・$f(z)=f(x+iy)=e^xu(y)+ie^xv(y)$.
・$f(z)$ is regular.
・$f(x)=e^x.$ (When $y=0$, $f(z)=e^x$.)
Under this condition, determine $u(y), v(y).$
The answer is following.
From Cauchy–Riemann equations, $u(y)=v'(y), u'(y)=-v(y).$
So, $(u(y)^2+v(y)^2)'=2u(y)u'(y)+2v(y)v'(y)=0.$
Thus $u(y)^2+v(y)^2=k$, and from $f(x)=e^x,$ $u(0)=1, v(0)=0.$ Then $k=1.$
Therefore, $u(y)^2+v(y)^2=1$.
The answer is $u(y)=\cos y, v(y)=\sin y.$ ■
But I'm not convinced. This answer says that $u(y)^2+v(y)^2=1 \Longrightarrow u(y)=\cos y, v(y)=\sin y.$ Aren't there other $u(y),v(y)$ ? Only $u(y)=\cos y, v(y)=\sin y$ is solution?
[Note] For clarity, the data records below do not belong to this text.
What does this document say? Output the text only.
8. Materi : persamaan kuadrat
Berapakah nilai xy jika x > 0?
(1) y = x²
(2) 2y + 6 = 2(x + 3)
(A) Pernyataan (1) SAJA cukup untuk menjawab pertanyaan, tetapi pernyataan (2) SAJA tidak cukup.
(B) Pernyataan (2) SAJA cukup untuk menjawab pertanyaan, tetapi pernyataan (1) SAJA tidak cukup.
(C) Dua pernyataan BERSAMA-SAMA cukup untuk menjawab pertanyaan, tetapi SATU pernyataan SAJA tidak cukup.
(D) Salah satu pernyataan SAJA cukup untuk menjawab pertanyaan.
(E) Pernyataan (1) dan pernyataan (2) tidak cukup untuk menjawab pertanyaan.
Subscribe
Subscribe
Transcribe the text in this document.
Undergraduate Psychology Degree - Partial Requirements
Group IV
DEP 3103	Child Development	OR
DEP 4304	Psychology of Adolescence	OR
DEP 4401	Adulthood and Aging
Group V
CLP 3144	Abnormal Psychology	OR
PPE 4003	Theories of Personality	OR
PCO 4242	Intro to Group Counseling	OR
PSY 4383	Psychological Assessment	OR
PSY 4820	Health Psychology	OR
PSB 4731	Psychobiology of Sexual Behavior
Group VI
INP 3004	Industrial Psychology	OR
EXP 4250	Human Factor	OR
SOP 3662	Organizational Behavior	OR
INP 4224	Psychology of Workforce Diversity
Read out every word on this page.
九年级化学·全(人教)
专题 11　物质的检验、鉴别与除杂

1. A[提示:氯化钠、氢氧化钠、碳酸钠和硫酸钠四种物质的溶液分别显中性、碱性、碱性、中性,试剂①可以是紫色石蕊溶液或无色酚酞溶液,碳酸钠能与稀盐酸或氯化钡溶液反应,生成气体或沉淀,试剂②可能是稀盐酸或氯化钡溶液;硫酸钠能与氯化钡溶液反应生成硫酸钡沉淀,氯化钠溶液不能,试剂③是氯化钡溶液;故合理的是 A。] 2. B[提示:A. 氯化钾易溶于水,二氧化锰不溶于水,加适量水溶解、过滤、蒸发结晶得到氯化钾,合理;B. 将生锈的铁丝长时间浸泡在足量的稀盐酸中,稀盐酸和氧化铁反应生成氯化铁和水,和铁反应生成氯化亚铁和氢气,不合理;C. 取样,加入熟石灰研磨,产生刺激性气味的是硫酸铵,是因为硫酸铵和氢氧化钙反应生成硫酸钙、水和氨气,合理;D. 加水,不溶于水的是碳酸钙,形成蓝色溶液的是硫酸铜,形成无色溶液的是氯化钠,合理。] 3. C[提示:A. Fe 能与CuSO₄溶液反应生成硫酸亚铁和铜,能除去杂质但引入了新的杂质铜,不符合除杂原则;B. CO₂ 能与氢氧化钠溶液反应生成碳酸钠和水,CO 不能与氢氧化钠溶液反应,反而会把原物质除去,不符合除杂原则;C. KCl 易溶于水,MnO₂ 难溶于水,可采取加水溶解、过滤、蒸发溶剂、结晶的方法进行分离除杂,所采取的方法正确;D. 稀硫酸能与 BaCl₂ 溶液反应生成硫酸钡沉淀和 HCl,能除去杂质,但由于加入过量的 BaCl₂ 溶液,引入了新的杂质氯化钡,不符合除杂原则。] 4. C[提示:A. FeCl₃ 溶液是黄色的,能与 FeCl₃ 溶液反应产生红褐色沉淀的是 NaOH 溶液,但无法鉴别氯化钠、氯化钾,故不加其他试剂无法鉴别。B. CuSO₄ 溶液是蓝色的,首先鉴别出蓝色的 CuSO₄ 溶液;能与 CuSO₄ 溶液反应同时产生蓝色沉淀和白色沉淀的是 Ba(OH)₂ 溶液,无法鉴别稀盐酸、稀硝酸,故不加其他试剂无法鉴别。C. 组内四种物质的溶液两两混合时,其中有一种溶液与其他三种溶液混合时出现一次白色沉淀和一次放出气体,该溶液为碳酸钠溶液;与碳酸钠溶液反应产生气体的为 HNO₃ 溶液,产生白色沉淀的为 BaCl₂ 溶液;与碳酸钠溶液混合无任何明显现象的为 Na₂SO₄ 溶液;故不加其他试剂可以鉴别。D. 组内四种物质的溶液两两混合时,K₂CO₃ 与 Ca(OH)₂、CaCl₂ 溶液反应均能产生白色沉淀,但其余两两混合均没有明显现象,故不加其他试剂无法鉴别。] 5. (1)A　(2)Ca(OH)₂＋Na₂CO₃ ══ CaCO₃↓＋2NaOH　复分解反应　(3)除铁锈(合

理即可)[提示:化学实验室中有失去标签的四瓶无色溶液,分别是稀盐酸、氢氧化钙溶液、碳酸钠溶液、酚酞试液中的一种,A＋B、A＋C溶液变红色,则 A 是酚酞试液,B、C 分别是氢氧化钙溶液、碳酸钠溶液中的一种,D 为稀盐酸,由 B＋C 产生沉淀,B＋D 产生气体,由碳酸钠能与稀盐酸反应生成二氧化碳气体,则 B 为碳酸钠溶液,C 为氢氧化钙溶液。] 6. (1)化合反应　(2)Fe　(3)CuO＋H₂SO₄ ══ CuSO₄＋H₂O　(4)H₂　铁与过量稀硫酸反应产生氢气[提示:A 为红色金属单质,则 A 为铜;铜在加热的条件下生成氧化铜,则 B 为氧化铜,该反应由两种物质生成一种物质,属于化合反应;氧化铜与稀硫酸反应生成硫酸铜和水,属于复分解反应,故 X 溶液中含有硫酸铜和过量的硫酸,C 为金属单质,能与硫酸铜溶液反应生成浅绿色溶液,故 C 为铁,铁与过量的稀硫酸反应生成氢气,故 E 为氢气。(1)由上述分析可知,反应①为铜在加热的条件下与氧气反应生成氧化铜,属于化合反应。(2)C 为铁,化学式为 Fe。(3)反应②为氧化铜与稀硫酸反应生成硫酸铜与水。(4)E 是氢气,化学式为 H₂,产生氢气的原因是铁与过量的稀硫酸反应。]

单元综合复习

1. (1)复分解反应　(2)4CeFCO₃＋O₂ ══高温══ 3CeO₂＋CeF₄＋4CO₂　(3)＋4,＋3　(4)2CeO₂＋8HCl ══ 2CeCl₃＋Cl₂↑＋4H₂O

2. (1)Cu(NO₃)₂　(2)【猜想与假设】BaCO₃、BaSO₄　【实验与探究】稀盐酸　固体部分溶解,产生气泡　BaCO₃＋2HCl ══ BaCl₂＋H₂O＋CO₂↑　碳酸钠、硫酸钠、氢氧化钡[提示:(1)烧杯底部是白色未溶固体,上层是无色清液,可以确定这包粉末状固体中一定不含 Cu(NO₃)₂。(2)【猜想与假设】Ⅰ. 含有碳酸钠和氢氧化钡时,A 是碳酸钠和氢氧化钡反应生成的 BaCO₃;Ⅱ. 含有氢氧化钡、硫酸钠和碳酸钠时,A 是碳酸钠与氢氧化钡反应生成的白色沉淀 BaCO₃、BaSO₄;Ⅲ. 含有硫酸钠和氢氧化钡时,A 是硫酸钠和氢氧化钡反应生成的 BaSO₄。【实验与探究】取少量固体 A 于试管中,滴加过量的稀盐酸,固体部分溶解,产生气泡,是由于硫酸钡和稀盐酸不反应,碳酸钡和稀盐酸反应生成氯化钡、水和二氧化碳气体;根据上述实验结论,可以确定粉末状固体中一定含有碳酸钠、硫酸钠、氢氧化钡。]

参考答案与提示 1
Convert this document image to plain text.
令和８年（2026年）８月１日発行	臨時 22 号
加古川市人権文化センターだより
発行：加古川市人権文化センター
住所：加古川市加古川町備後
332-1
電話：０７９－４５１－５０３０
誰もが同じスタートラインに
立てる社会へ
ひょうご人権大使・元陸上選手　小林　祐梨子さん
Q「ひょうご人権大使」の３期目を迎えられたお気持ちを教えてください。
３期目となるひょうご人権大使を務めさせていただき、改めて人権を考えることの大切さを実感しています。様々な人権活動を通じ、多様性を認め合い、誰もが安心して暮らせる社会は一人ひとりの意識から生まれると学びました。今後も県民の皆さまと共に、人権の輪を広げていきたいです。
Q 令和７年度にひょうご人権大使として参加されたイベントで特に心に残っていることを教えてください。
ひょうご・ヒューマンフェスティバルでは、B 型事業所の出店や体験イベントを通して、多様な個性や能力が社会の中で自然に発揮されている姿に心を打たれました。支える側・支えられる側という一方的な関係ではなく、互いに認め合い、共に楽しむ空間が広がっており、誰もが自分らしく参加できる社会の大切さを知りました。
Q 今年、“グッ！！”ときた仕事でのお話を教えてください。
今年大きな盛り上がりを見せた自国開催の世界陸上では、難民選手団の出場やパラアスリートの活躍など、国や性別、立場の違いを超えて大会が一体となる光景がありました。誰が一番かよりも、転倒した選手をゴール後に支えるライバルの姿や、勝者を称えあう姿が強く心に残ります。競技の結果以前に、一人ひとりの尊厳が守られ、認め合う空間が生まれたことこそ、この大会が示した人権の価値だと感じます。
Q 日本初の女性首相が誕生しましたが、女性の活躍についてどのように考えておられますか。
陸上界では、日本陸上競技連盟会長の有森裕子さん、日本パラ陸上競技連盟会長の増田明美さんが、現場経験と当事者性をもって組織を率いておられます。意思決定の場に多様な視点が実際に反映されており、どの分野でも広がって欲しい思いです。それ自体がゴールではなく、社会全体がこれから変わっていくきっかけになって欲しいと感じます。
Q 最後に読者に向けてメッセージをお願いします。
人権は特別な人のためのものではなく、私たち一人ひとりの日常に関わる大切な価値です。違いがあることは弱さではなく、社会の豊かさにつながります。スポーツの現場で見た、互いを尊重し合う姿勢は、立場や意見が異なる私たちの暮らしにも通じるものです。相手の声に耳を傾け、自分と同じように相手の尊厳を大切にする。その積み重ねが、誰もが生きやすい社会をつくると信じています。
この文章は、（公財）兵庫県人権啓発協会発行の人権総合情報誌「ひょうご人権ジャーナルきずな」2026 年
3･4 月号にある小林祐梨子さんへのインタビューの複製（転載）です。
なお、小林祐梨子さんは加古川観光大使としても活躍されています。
I'm not convinced either. But the answer is correct. Note that $u''=-v'=-u$ and therefore $u(x)=\alpha\cos(x)+\beta\sin(x)$ for some constants $\alpha$ and $\beta$, and then $v=-u'=\alpha\sin(x)-\beta\cos(x)$. But $\alpha=u(0)=1$ and $\beta=v(0)=0$.